Media reports indicate the Canton woman was arrested a few blocks from Theo Epstein’s home, where she told police she was seeking him out to invite him to church. In and of itself that wouldn’t be a crime, but the woman had reportedly been warned about stalking his home.
Massachusetts criminal defense lawyers know that despite the headlines often made in cases of celebrity or high-profile stalking incidents, which often involve an element of mental illness, the majority of stalking allegations stem from a break-up or divorce.
In many cases, it can be a misunderstanding or one person just has a hard time letting go.
And the fact of the matter is, it’s fairly common.

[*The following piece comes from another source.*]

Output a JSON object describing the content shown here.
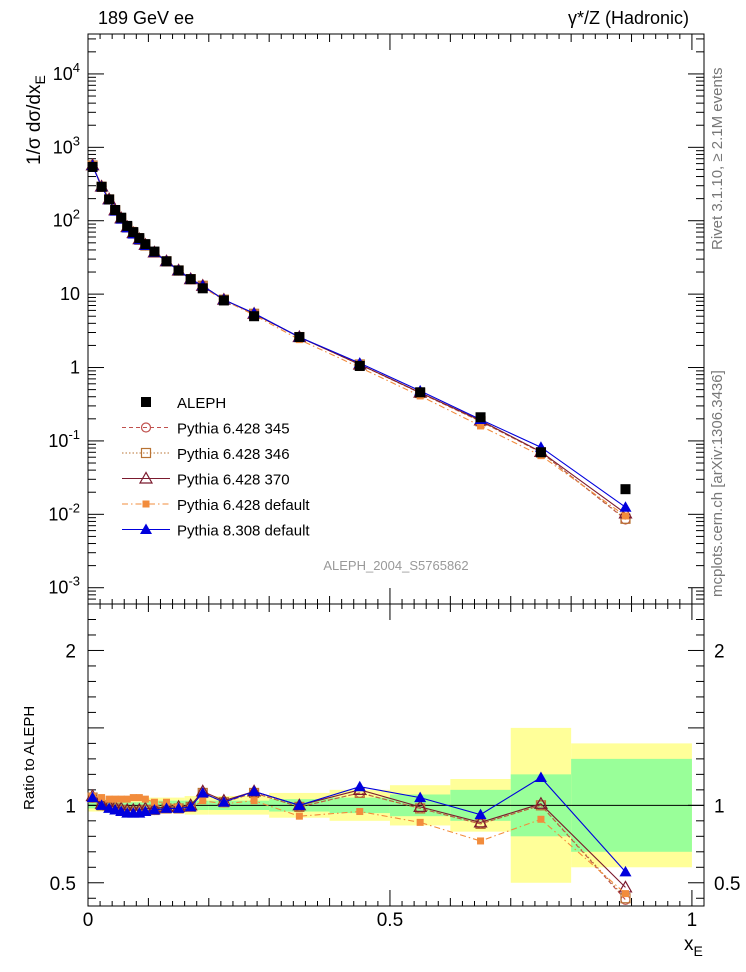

The Bureau of Justice Statistics reports the following:
1. In the U.S., 14 out of every 1,000 people reported being victims of stalking;
2. For people who were divorced or separated, the rate of stalking was the highest – 34 out of every 1,000;
3. About 1 in 4 alleged stalking victims reported being the target of some form of cyberstalking, such as e-mail (more than 80 percent) or instant messaging (35 percent);
The penalties for a stalking conviction under Massachusetts law are serious.
Massachusetts law, specifically Part IV, Title I, Chapter 265, Section 43, addresses stalking and its punishments. This statute defines stalking as any willful and malicious engagement in a pattern of conduct or series of acts over a period of time that is directed at one person that either “seriously alarms” or “annoys” that person AND would cause a reasonable person to suffer emotional distress. The law also similarly encompasses threats that are intended to make the person fear either imminent physical injury or death.

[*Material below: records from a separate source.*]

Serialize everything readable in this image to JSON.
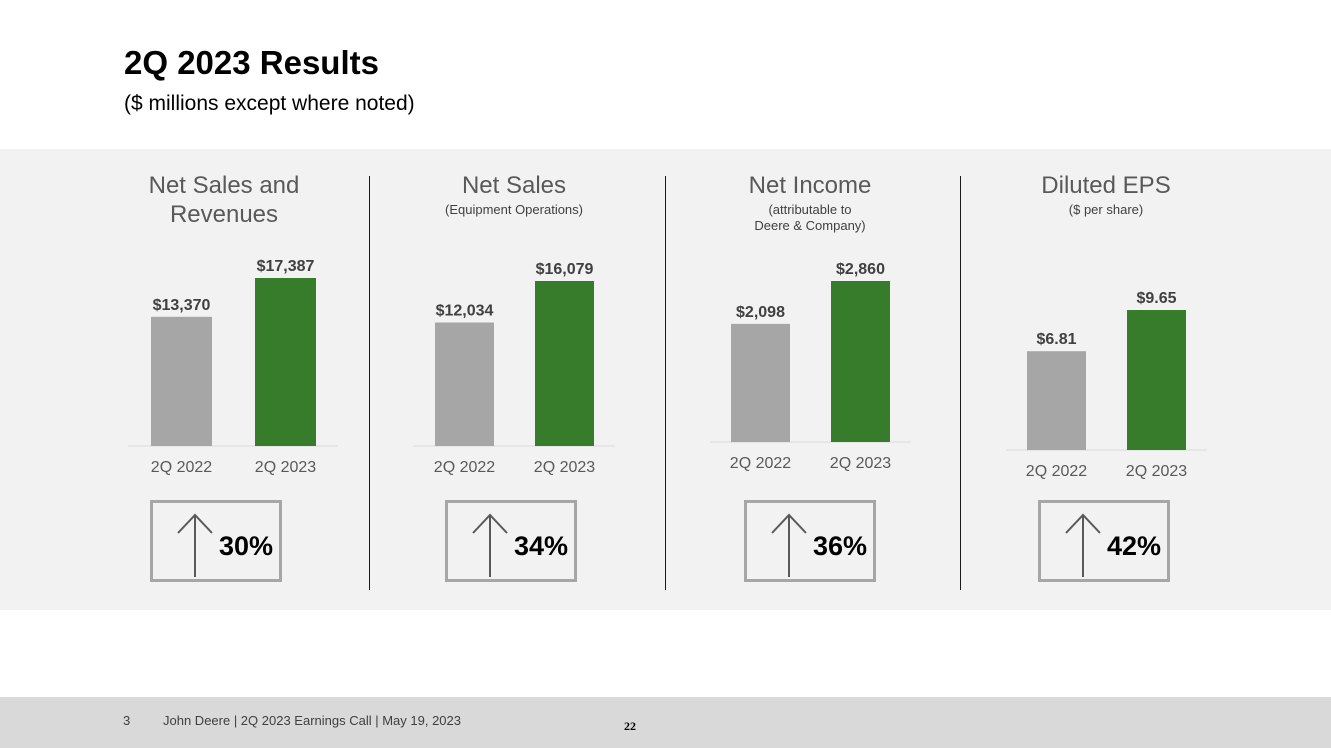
{
  "header": {
    "title": "2Q 2023 Results",
    "subtitle": "($ millions except where noted)"
  },
  "colors": {
    "prior": "#a6a6a6",
    "current": "#367c2b",
    "band": "#f2f2f2"
  },
  "chart_data": [
    {
      "type": "bar",
      "title": "Net Sales and Revenues",
      "subtitle": "",
      "categories": [
        "2Q 2022",
        "2Q 2023"
      ],
      "values": [
        13370,
        17387
      ],
      "value_labels": [
        "$13,370",
        "$17,387"
      ],
      "change": "30%"
    },
    {
      "type": "bar",
      "title": "Net Sales",
      "subtitle": "(Equipment Operations)",
      "categories": [
        "2Q 2022",
        "2Q 2023"
      ],
      "values": [
        12034,
        16079
      ],
      "value_labels": [
        "$12,034",
        "$16,079"
      ],
      "change": "34%"
    },
    {
      "type": "bar",
      "title": "Net Income",
      "subtitle": "(attributable to\nDeere & Company)",
      "categories": [
        "2Q 2022",
        "2Q 2023"
      ],
      "values": [
        2098,
        2860
      ],
      "value_labels": [
        "$2,098",
        "$2,860"
      ],
      "change": "36%"
    },
    {
      "type": "bar",
      "title": "Diluted EPS",
      "subtitle": "($ per share)",
      "categories": [
        "2Q 2022",
        "2Q 2023"
      ],
      "values": [
        6.81,
        9.65
      ],
      "value_labels": [
        "$6.81",
        "$9.65"
      ],
      "change": "42%"
    }
  ],
  "footer": {
    "slide_number": "3",
    "text": "John Deere | 2Q 2023 Earnings Call | May 19, 2023",
    "page": "22"
  }
}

This is a felony, and if convicted, a person can serve up to five years in prison and pay up to a $1,000 fine.
A lot of times when we think of stalking, collectively we’re picturing someone physically following another person around with binoculars. But of course, that’s an antiquated notion (although it would still count) and the law now addresses various forms of electronic communication too.
For example, the conduct that would be considered stalking under the law includes any actions carried out or threats made by mail, phone, e-mail, faxes, instant messages or any other electronic or digital communication.
So for example, if your girlfriend breaks up with you and you send her a series of Facebook messages meant to intimidate her or threaten her – even after you’ve been warned to stop – you can be charged with stalking, even if you never go near her.
It’s this misunderstanding about stalking laws that can sometimes get people in trouble.